Монгольские тумены завершили перестроение, при этом сотни воинов все еще не могли отдышаться, а многие перевязывали себе кровоточащие раны. Вон на кобылице — не своей, едущей усталой трусцой, — показался Тулуй. Братья переглянулись, с виноватой досадливостью отведя друг от друга глаза, и младший еще раз посмотрел вслед снова ускользнувшему императору.
— Ишь, везучий какой, — тихонько заметил он. — Ну да ничего. У нас теперь его земли, его города. Армии его истреблены, остался только этот сброд из недобитков.
— Хватит, — осек Угэдэй, потирая виски. — Нечего тут разливаться медом. Мне теперь остается одно: завести войско в сунские земли. Они дали прибежище моим врагам и знают, что с рук им это не сойдет. — Поморщившись, он снова припал к бурдюку и сделал глоток. — За мертвых, так или иначе, надо будет отомстить, пусть и не сию минуту. Построй людей, и трогаемся на север, да поскорее. Но чтобы не очень заметно, ты меня понял?
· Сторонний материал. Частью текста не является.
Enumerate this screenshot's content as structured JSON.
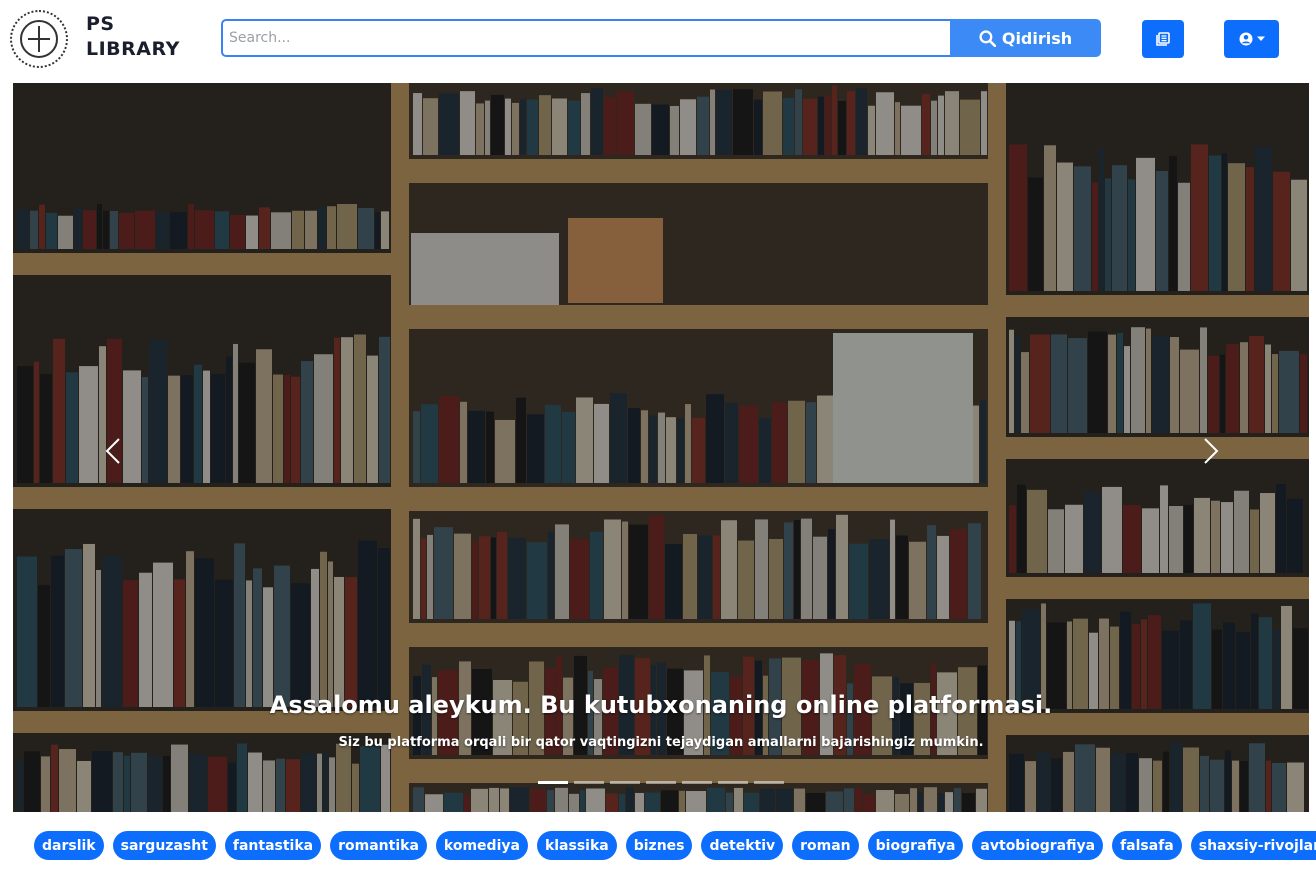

Тулуй улыбнулся: кому из командиров нравится отступать, тем более под глумливым взором врага? Хотя люди понимают гораздо больше, чем кажется Угэдэю. Сплошную стену из сунских солдат они видят ничуть не хуже, чем он сам. И ни один из нукеров сейчас не закричал бы криком: «Пустите меня на нее первым!»
Тулуй собирался повернуть лошадь, когда в отдалении неожиданно бахнул одинокий пушечный выстрел. Было видно, как со ствола одного из выстроенных в ряд сунских орудий сорвалось округлое облачко дыма. А из пушечного жерла — это видели оба, и хан, и его брат — вылетел какой-то предмет и, прокувыркавшись в воздухе, брякнулся среди поля в паре сотен шагов. Секунду-другую оба брата сидели, не шевелясь, после чего Тулуй, пожав плечами, поскакал взглянуть, что это там. В седле он держался прямо, с легкой надменностью, зная, что взглядов на нем сейчас сосредоточено больше, чем на участниках состязаний в Каракоруме.
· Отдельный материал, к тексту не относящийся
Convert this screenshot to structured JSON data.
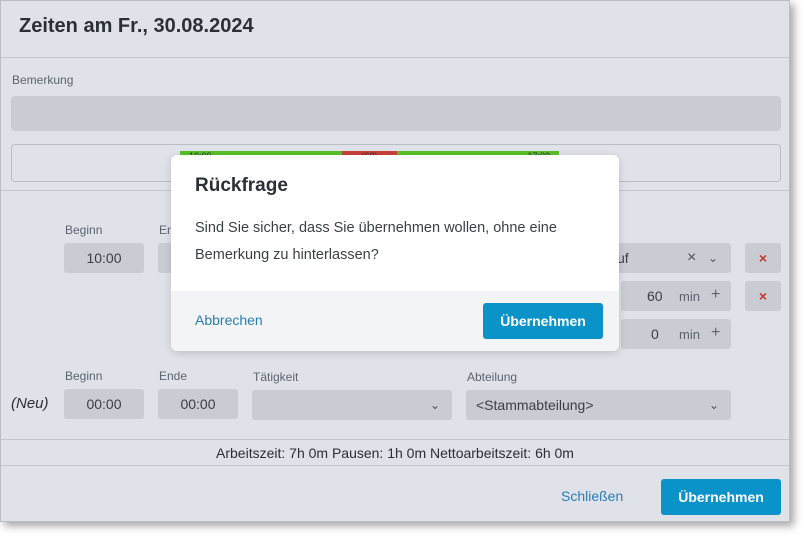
{
  "window": {
    "title": "Zeiten am Fr., 30.08.2024",
    "remark_label": "Bemerkung",
    "timeline": {
      "start": "10:00",
      "pause": "(60)",
      "end": "17:00"
    },
    "entry1": {
      "begin_label": "Beginn",
      "end_label_partial": "En",
      "begin": "10:00",
      "activity_partial": "uf",
      "clear_icon": "×",
      "delete_icon": "×"
    },
    "entry2": {
      "value": "60",
      "unit": "min",
      "plus": "+",
      "delete_icon": "×"
    },
    "entry3": {
      "value": "0",
      "unit": "min",
      "plus": "+"
    },
    "new_entry": {
      "row_label": "(Neu)",
      "begin_label": "Beginn",
      "end_label": "Ende",
      "activity_label": "Tätigkeit",
      "department_label": "Abteilung",
      "begin": "00:00",
      "end": "00:00",
      "activity": "",
      "department": "<Stammabteilung>"
    },
    "summary": "Arbeitszeit: 7h 0m Pausen: 1h 0m Nettoarbeitszeit: 6h 0m",
    "footer": {
      "close_label": "Schließen",
      "apply_label": "Übernehmen"
    }
  },
  "dialog": {
    "title": "Rückfrage",
    "message": "Sind Sie sicher, dass Sie übernehmen wollen, ohne eine Bemerkung zu hinterlassen?",
    "cancel_label": "Abbrechen",
    "confirm_label": "Übernehmen"
  },
  "colors": {
    "primary": "#0a93c9",
    "link": "#2a7db4",
    "delete": "#c03a33",
    "timeline_work": "#58c124",
    "timeline_pause": "#c84139"
  },
  "icons": {
    "chevron": "chevron-down-icon",
    "clear": "close-icon",
    "delete": "delete-icon",
    "plus": "plus-icon"
  }
}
К тому моменту, как Тулуй возвратился с каким-то холщовым мешком, поглядеть на происходящее через тумены прискакал и Хасар. Кивнув племянникам, он потянулся было к мешку, но Тулуй, качнув головой, протянул свою ношу Угэдэю.
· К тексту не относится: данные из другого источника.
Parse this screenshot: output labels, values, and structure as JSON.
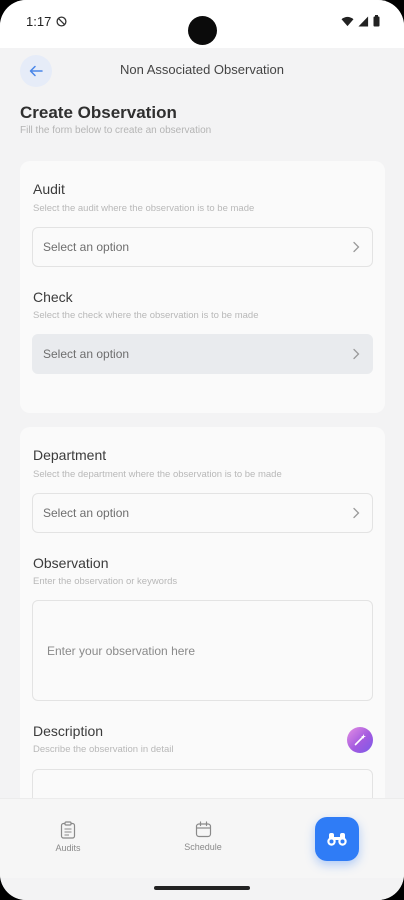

Хан смотрел на нее, помаргивая, перед глазами у него двоилось. Какое-то время Тулуй тщетно дожидался приказа, а затем сам вспорол на мешке веревку и, вынув оттуда содержимое, фыркнул и чуть не выронил от отвращения. Оказывается, он держал за волосы осклизлую трупную голову с истекающими гноем веками.
На жирном жгуте спутанных волос голова вяло вращалась. Угэдэй мрачно сощурился, узнав лицо управляющего из города, где побывал поутру, — кстати, когда: сегодня или вчера? Уму непостижимо. Ведь сунская армия к городу тогда еще не подошла — хотя, видимо, и следовала по пятам. Послание было столь же недвусмысленным, как и безмолвные ряды сунских солдат, каменно стоящие на границе. Значит, в земли царства Сун ему не пройти ни под каким предлогом.
Угэдэй приоткрыл рот, собираясь что-то сказать, но тут голову ему зигзагом прошила боль, какой прежде еще не бывало. Наружу донесся лишь нутряной клекочущий хрип. Тулуй, видя, как у брата помутнели глаза, бросил никчемную тыкву наземь и, подведя лошадь вплотную, подхватил Угэдэя под локоть.